Aku mengangkat bahuku, sementara V masih diam saja seperti biasanya.

Ai menatap kami dengan tatapan tidak percaya, dia seperti seseorang yang ingin muntah saat menatap kami secara bergantian.

"Kalau kau punya keluhan, sampaikan saja pada polisi, kenapa kau mengeluhkan pada kami? Memangnya kau pikir kami tahu apa?" rasanya aku ingin mengusir gadis ini dari pandanganku sekarang juga.

Ai mendengus kesal, "Ya benar, kenapa aku harus repot-repot mengatakan semua ini pada kalian berdua, aku sungguh tidak tahu diri, seharusnya aku sudah tahu kalau kalian bukanlah makhluk yang normal." katanya.

Dia masih menatap kami dengan tatapan muak sebelum akhirnya meninggalkan bangku kami.

Aku menendang kaki meja, rasanya hari ini aku benar-benar marah sekali. Aku ingin memukul orang.

"Aku tidak melihat gadis itu." Kata V tiba-tiba.

Aku menoleh padanya dan dia menatap sebuah kursi kosong di kelas kami. Kursi Fei.

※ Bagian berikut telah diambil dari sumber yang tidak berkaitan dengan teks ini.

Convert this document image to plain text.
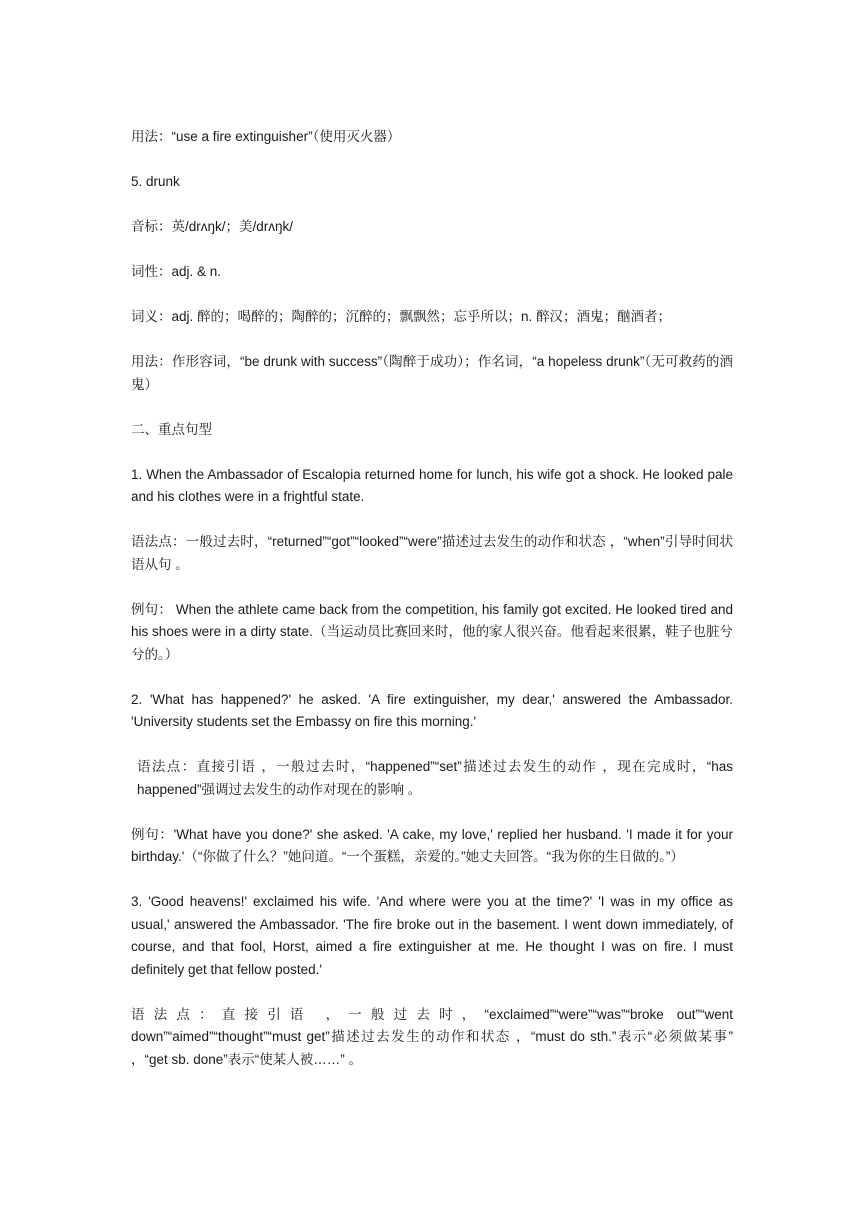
用法：“use a fire extinguisher”（使用灭火器）

5. drunk

音标：英/drʌŋk/；美/drʌŋk/

词性：adj. & n.

词义：adj. 醉的；喝醉的；陶醉的；沉醉的；飘飘然；忘乎所以；n. 醉汉；酒鬼；酗酒者；

用法：作形容词，“be drunk with success”（陶醉于成功）；作名词，“a hopeless drunk”（无可救药的酒鬼）

二、重点句型

1. When the Ambassador of Escalopia returned home for lunch, his wife got a shock. He looked pale and his clothes were in a frightful state.

语法点：一般过去时，“returned”“got”“looked”“were”描述过去发生的动作和状态 ，“when”引导时间状语从句 。

例句： When the athlete came back from the competition, his family got excited. He looked tired and his shoes were in a dirty state.（当运动员比赛回来时，他的家人很兴奋。他看起来很累，鞋子也脏兮兮的。）

2. 'What has happened?' he asked. 'A fire extinguisher, my dear,' answered the Ambassador. 'University students set the Embassy on fire this morning.'

语法点：直接引语 ，一般过去时，“happened”“set”描述过去发生的动作 ，现在完成时，“has happened”强调过去发生的动作对现在的影响 。

例句：'What have you done?' she asked. 'A cake, my love,' replied her husband. 'I made it for your birthday.'（“你做了什么？”她问道。“一个蛋糕，亲爱的。”她丈夫回答。“我为你的生日做的。”）

3. 'Good heavens!' exclaimed his wife. 'And where were you at the time?' 'I was in my office as usual,' answered the Ambassador. 'The fire broke out in the basement. I went down immediately, of course, and that fool, Horst, aimed a fire extinguisher at me. He thought I was on fire. I must definitely get that fellow posted.'

语法点：直接引语 ，一般过去时，“exclaimed”“were”“was”“broke out”“went down”“aimed”“thought”“must get”描述过去发生的动作和状态 ，“must do sth.”表示“必须做某事” ，“get sb. done”表示“使某人被……” 。
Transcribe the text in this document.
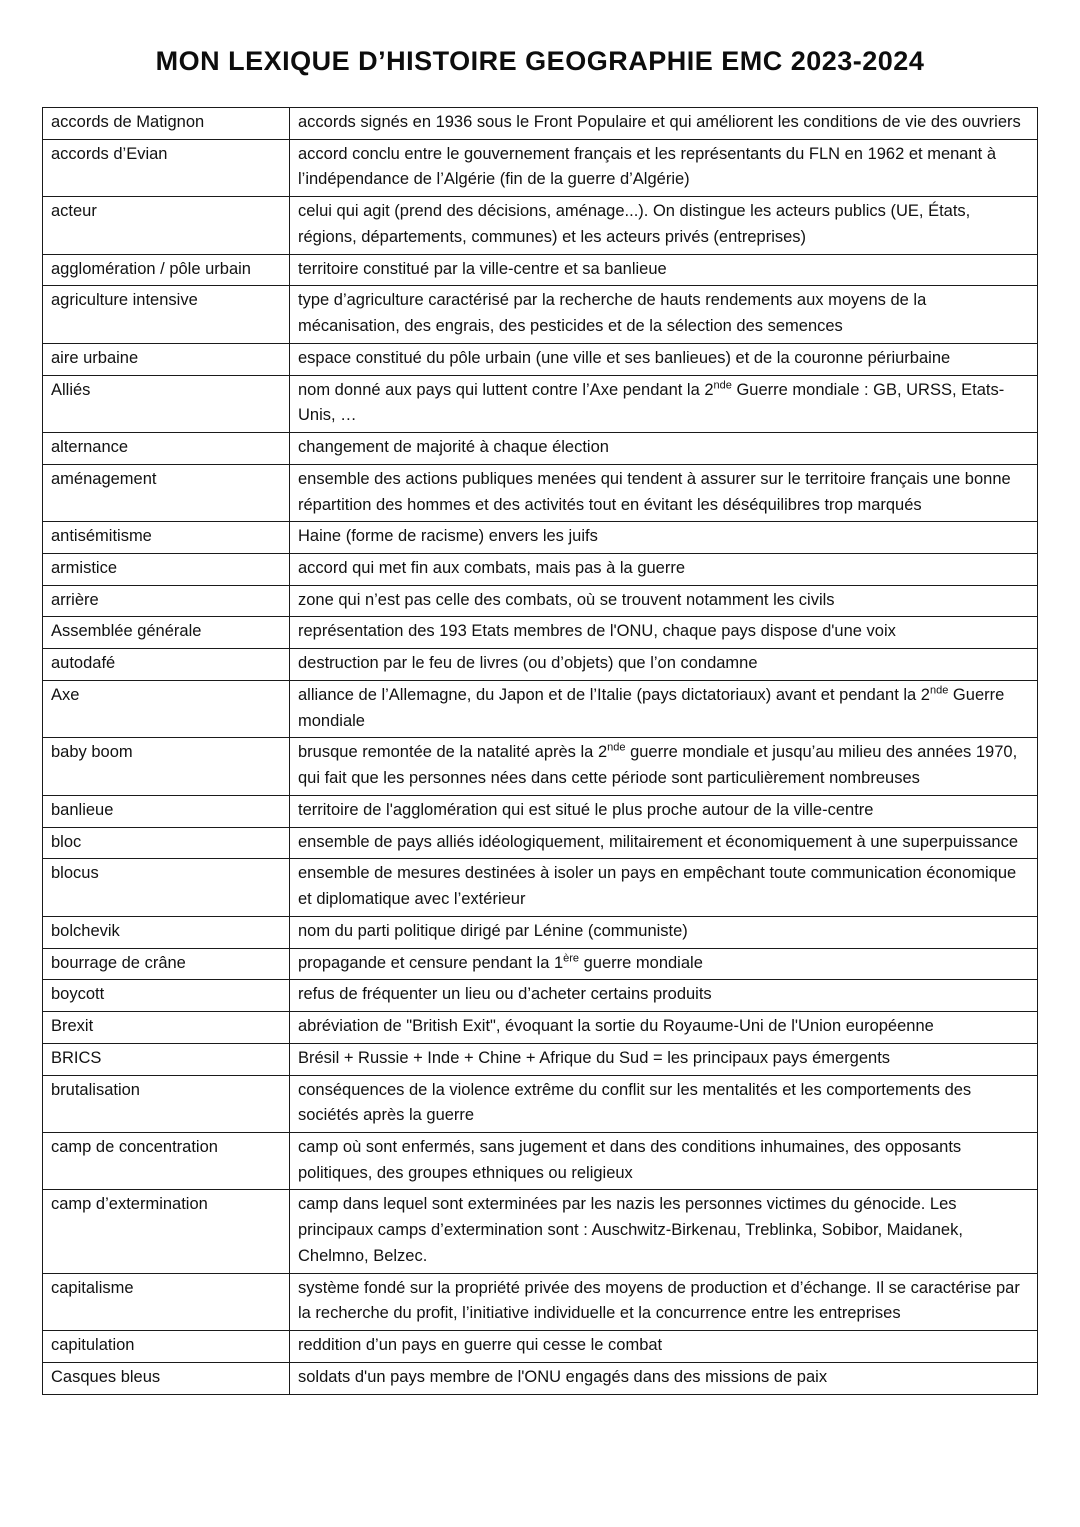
MON LEXIQUE D’HISTOIRE GEOGRAPHIE EMC 2023-2024
accords de Matignon	accords signés en 1936 sous le Front Populaire et qui améliorent les conditions de vie des ouvriers
accords d’Evian	accord conclu entre le gouvernement français et les représentants du FLN en 1962 et menant à l’indépendance de l’Algérie (fin de la guerre d’Algérie)
acteur	celui qui agit (prend des décisions, aménage...). On distingue les acteurs publics (UE, États, régions, départements, communes) et les acteurs privés (entreprises)
agglomération / pôle urbain	territoire constitué par la ville-centre et sa banlieue
agriculture intensive	type d’agriculture caractérisé par la recherche de hauts rendements aux moyens de la mécanisation, des engrais, des pesticides et de la sélection des semences
aire urbaine	espace constitué du pôle urbain (une ville et ses banlieues) et de la couronne périurbaine
Alliés	nom donné aux pays qui luttent contre l’Axe pendant la 2nde Guerre mondiale : GB, URSS, Etats-Unis, …
alternance	changement de majorité à chaque élection
aménagement	ensemble des actions publiques menées qui tendent à assurer sur le territoire français une bonne répartition des hommes et des activités tout en évitant les déséquilibres trop marqués
antisémitisme	Haine (forme de racisme) envers les juifs
armistice	accord qui met fin aux combats, mais pas à la guerre
arrière	zone qui n’est pas celle des combats, où se trouvent notamment les civils
Assemblée générale	représentation des 193 Etats membres de l'ONU, chaque pays dispose d'une voix
autodafé	destruction par le feu de livres (ou d’objets) que l’on condamne
Axe	alliance de l’Allemagne, du Japon et de l’Italie (pays dictatoriaux) avant et pendant la 2nde Guerre mondiale
baby boom	brusque remontée de la natalité après la 2nde guerre mondiale et jusqu’au milieu des années 1970, qui fait que les personnes nées dans cette période sont particulièrement nombreuses
banlieue	territoire de l'agglomération qui est situé le plus proche autour de la ville-centre
bloc	ensemble de pays alliés idéologiquement, militairement et économiquement à une superpuissance
blocus	ensemble de mesures destinées à isoler un pays en empêchant toute communication économique et diplomatique avec l’extérieur
bolchevik	nom du parti politique dirigé par Lénine (communiste)
bourrage de crâne	propagande et censure pendant la 1ère guerre mondiale
boycott	refus de fréquenter un lieu ou d’acheter certains produits
Brexit	abréviation de "British Exit", évoquant la sortie du Royaume-Uni de l'Union européenne
BRICS	Brésil + Russie + Inde + Chine + Afrique du Sud = les principaux pays émergents
brutalisation	conséquences de la violence extrême du conflit sur les mentalités et les comportements des sociétés après la guerre
camp de concentration	camp où sont enfermés, sans jugement et dans des conditions inhumaines, des opposants politiques, des groupes ethniques ou religieux
camp d’extermination	camp dans lequel sont exterminées par les nazis les personnes victimes du génocide. Les principaux camps d’extermination sont : Auschwitz-Birkenau, Treblinka, Sobibor, Maidanek, Chelmno, Belzec.
capitalisme	système fondé sur la propriété privée des moyens de production et d’échange. Il se caractérise par la recherche du profit, l’initiative individuelle et la concurrence entre les entreprises
capitulation	reddition d’un pays en guerre qui cesse le combat
Casques bleus	soldats d'un pays membre de l'ONU engagés dans des missions de paix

"Kau tidak keberatan kan kalau kita membolos sesekali?" dia berdiri membawa tasnya, aku refleks mengikutinya.

"Kita butuh bantuan si cerewet itu." katanya sambil berjalan menuju bangku Ai.

Hal berikutnya yang terjadi adalah aku sudah berada di kedai ramen milik Jin bersama dua orang yang menyebalkan. Bersama V saja sudah menyebalkan setengah mati bagiku, kenapa harus ada Ai juga? Aku merasa seperti sedang berada dalam masa kutukan sekarang ini, dengan mereka berdua di sampingku.

"Kalian membolos sekolah hanya untuk makan ramenku, aku benar-benar terharu." Jin berkomentar.

Andaikan saja urusan bolos-membolos ini hanya sesederhana itu.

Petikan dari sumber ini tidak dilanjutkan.